Re: Initial Schema Sync for Logical Replication

From: "Euler Taveira" <euler(at)eulerto(dot)com>
To: "Kumar, Sachin" <ssetiya(at)amazon(dot)com>, "Alvaro Herrera" <alvherre(at)alvh(dot)no-ip(dot)org>
Cc: "pgsql-hackers(at)lists(dot)postgresql(dot)org" <pgsql-hackers(at)lists(dot)postgresql(dot)org>
Subject: Re: Initial Schema Sync for Logical Replication
Date: 2023-03-21 02:01:32
Message-ID: 22c275cc-a2d5-4cee-ac81-bbb6950248b8@app.fastmail.com
Views: Raw Message | Whole Thread | Download mbox | Resend email
Thread:
Lists: pgsql-hackers

On Mon, Mar 20, 2023, at 10:10 PM, Kumar, Sachin wrote:
> > From: Alvaro Herrera <alvherre(at)alvh(dot)no-ip(dot)org>
> > Subject: RE: [EXTERNAL]Initial Schema Sync for Logical Replication
> > On 2023-Mar-15, Kumar, Sachin wrote:
> >
> > > 1. In CreateSubscription() when we create replication
> > > slot(walrcv_create_slot()), should use CRS_EXPORT_SNAPSHOT, So that we
> > can use this snapshot later in the pg_dump.
> > >
> > > 2. Now we can call pg_dump with above snapshot from CreateSubscription.
> >
> > Overall I'm not on board with the idea that logical replication would depend on
> > pg_dump; that seems like it could run into all sorts of trouble (what if calling
> > external binaries requires additional security setup? what about pg_hba
> > connection requirements? what about max_connections in tight
> > circumstances?).
> > what if calling external binaries requires additional security setup
> I am not sure what kind of security restriction would apply in this case, maybe pg_dump
> binary can be changed ?
Using pg_dump as part of this implementation is not acceptable because we
expect the backend to be decoupled from the client.

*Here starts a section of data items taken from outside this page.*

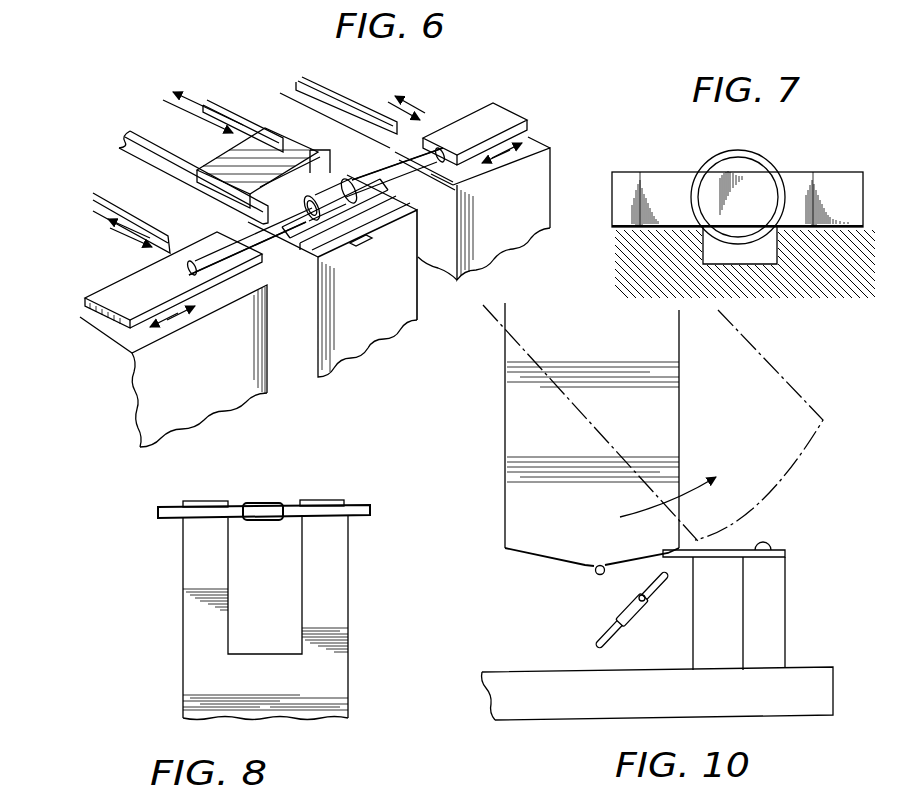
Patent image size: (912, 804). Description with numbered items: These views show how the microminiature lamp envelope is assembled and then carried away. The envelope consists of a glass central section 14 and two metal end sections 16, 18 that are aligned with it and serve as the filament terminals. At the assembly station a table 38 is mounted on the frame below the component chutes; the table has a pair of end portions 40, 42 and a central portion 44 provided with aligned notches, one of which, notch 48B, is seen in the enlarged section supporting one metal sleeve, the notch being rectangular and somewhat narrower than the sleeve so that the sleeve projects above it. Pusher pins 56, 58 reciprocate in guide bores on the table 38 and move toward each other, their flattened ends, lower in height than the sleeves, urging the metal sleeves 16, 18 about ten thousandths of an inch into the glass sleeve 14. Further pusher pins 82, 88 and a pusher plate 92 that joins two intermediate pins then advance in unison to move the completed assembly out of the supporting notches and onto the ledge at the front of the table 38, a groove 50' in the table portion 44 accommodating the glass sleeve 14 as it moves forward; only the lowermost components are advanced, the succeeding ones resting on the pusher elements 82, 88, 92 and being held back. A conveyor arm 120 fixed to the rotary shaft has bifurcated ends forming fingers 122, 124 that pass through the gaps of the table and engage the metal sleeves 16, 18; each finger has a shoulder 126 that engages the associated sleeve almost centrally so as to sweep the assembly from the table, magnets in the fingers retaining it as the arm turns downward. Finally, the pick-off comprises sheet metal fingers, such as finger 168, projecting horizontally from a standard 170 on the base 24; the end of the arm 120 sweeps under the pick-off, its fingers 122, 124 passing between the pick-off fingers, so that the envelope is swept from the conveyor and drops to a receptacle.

In FIG. 6, the central section 14 is at (340, 192).
In FIG. 8, the central section 14 is at (268, 512).
In FIG. 10, the central section 14 is at (626, 609).
In FIG. 6, the end section 16 is at (222, 262).
In FIG. 8, the end section 16 is at (215, 510).
In FIG. 10, the end section 16 is at (618, 637).
In FIG. 6, the end section 18 is at (393, 168).
In FIG. 7, the end section 18 is at (763, 157).
In FIG. 8, the end section 18 is at (330, 505).
In FIG. 10, the end section 18 is at (658, 588).
In FIG. 10, the base 24 is at (815, 692).
In FIG. 6, the table 38 is at (347, 338).
In FIG. 7, the table 38 is at (839, 290).
In FIG. 6, the end portion 40 is at (250, 386).
In FIG. 6, the end portion 42 is at (517, 232).
In FIG. 6, the central portion 44 is at (398, 308).
In FIG. 7, the notch 48B is at (758, 253).
In FIG. 6, the groove 50' is at (379, 254).
In FIG. 6, the pusher pin 56 is at (147, 304).
In FIG. 6, the pusher pin 58 is at (500, 118).
In FIG. 7, the pusher pin 58 is at (838, 185).
In FIG. 6, the pusher pin 82 is at (128, 142).
In FIG. 6, the pusher pin 88 is at (356, 98).
In FIG. 6, the pusher plate 92 is at (247, 150).
In FIG. 8, the arm 120 is at (325, 675).
In FIG. 10, the arm 120 is at (548, 500).
In FIG. 8, the finger 122 is at (207, 570).
In FIG. 8, the finger 124 is at (328, 582).
In FIG. 10, the shoulder 126 is at (593, 570).
In FIG. 10, the pick-off finger 168 is at (678, 556).
In FIG. 10, the standard 170 is at (765, 620).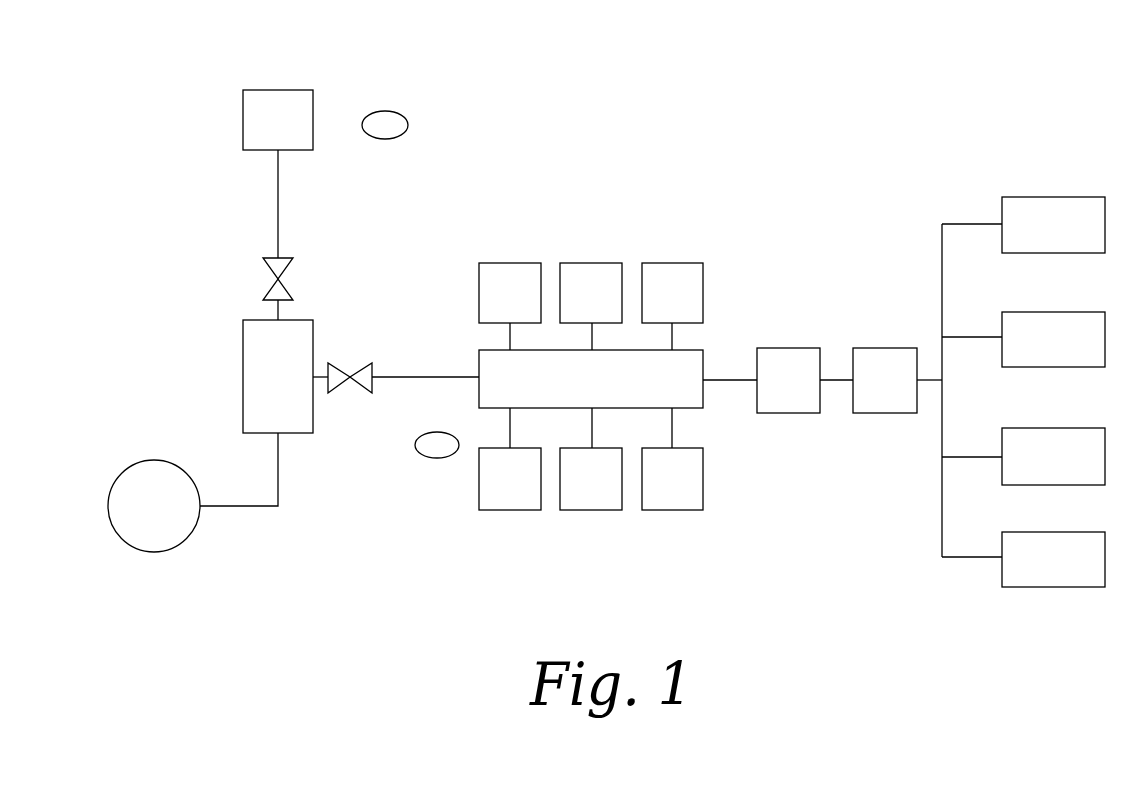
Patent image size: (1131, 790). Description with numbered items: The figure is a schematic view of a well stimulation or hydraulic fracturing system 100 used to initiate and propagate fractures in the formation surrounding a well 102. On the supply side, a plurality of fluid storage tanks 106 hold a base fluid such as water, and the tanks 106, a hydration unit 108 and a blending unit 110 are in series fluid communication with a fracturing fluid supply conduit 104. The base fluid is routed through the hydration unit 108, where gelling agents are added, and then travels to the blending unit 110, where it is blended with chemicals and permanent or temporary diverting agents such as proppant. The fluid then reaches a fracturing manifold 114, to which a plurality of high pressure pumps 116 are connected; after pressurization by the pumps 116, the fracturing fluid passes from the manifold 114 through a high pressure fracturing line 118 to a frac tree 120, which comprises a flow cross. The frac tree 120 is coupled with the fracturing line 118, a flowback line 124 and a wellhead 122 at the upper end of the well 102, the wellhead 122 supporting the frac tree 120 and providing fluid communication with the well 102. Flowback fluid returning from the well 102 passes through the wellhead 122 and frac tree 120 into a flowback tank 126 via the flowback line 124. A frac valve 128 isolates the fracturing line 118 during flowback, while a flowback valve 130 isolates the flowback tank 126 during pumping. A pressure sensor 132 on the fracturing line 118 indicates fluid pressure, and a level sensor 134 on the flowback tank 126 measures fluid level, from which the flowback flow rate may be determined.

The hydraulic fracturing system 100 is at (155, 53).
The well 102 is at (141, 461).
The fracturing fluid supply conduit 104 is at (730, 380).
The fluid storage tanks 106 is at (1023, 392).
The hydration unit 108 is at (897, 380).
The blending unit 110 is at (805, 380).
The fracturing manifold 114 is at (591, 379).
The high pressure pumps 116 is at (591, 386).
The high pressure fracturing line 118 is at (413, 377).
The frac tree 120 is at (278, 376).
The wellhead 122 is at (222, 508).
The flowback line 124 is at (278, 171).
The flowback tank 126 is at (278, 120).
The frac valve 128 is at (341, 366).
The flowback valve 130 is at (272, 270).
The pressure sensor 132 is at (436, 377).
The level sensor 134 is at (313, 110).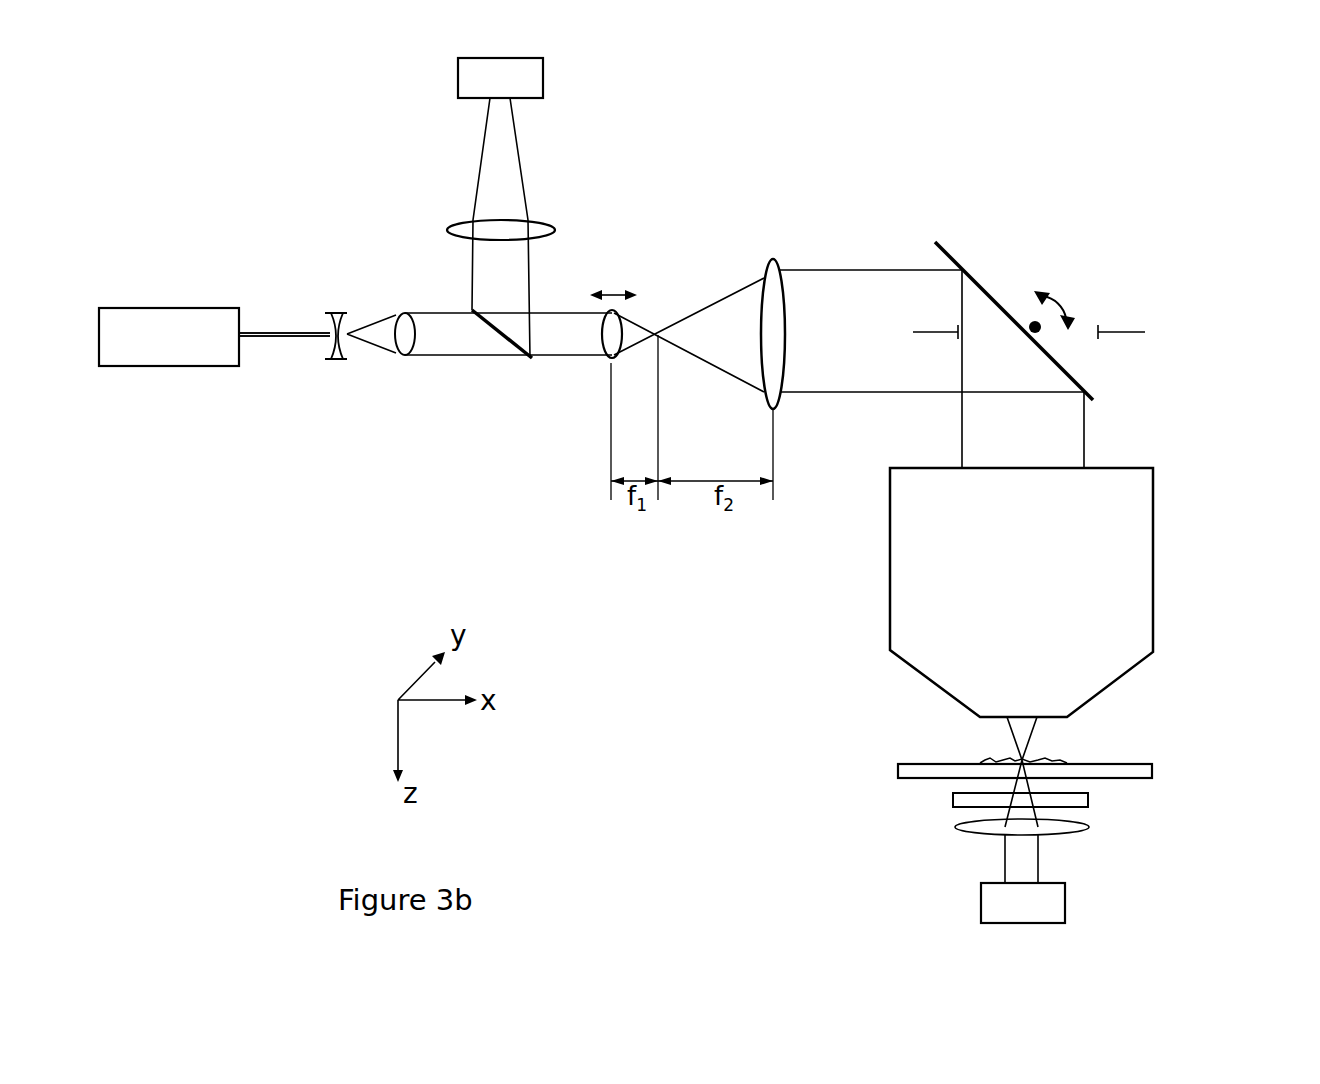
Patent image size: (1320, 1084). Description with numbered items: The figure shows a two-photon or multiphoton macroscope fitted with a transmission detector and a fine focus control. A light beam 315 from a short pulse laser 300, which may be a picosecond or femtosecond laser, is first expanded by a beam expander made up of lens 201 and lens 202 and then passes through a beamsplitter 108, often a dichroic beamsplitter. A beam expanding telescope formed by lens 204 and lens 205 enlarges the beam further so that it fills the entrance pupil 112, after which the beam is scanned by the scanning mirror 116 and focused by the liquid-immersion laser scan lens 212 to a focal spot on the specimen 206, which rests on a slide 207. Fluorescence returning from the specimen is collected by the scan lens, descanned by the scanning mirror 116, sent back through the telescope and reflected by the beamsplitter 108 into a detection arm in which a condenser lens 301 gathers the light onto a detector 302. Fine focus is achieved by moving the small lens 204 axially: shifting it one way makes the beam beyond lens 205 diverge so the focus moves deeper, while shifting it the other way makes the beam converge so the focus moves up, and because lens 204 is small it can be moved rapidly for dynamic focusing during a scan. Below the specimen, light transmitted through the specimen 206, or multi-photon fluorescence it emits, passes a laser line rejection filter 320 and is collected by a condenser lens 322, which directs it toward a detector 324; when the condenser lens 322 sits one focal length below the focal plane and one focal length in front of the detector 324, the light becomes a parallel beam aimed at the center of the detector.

The short pulse laser 300 is at (133, 307).
The light beam 315 is at (265, 333).
The lens 201 is at (333, 362).
The lens 202 is at (403, 358).
The beamsplitter 108 is at (512, 343).
The condenser lens 301 is at (545, 225).
The detector 302 is at (545, 77).
The lens 204 is at (610, 364).
The lens 205 is at (774, 406).
The scanning mirror 116 is at (953, 257).
The entrance pupil 112 is at (1117, 332).
The liquid-immersion laser scan lens 212 is at (1155, 562).
The specimen 206 is at (987, 762).
The slide 207 is at (1152, 770).
The laser line rejection filter 320 is at (1088, 800).
The condenser lens 322 is at (1092, 825).
The detector 324 is at (1065, 888).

Besides that, pg_dump
provides all table dependencies (such as tablespaces, privileges, security
labels, comments); not all dependencies shouldn't be replicated. You should
exclude them removing these objects from the TOC before running pg_restore or
adding a few pg_dump options to exclude these objects. Another issue is related
to different version. Let's say the publisher has a version ahead of the
subscriber version, a new table syntax can easily break your logical
replication setup. IMO pg_dump doesn't seem like a good solution for initial
synchronization.

Instead, the backend should provide infrastructure to obtain the required DDL
commands for the specific (set of) tables. This can work around the issues from
the previous paragraph:

* you can selectively choose dependencies;
* don't require additional client packages;
* don't need to worry about different versions.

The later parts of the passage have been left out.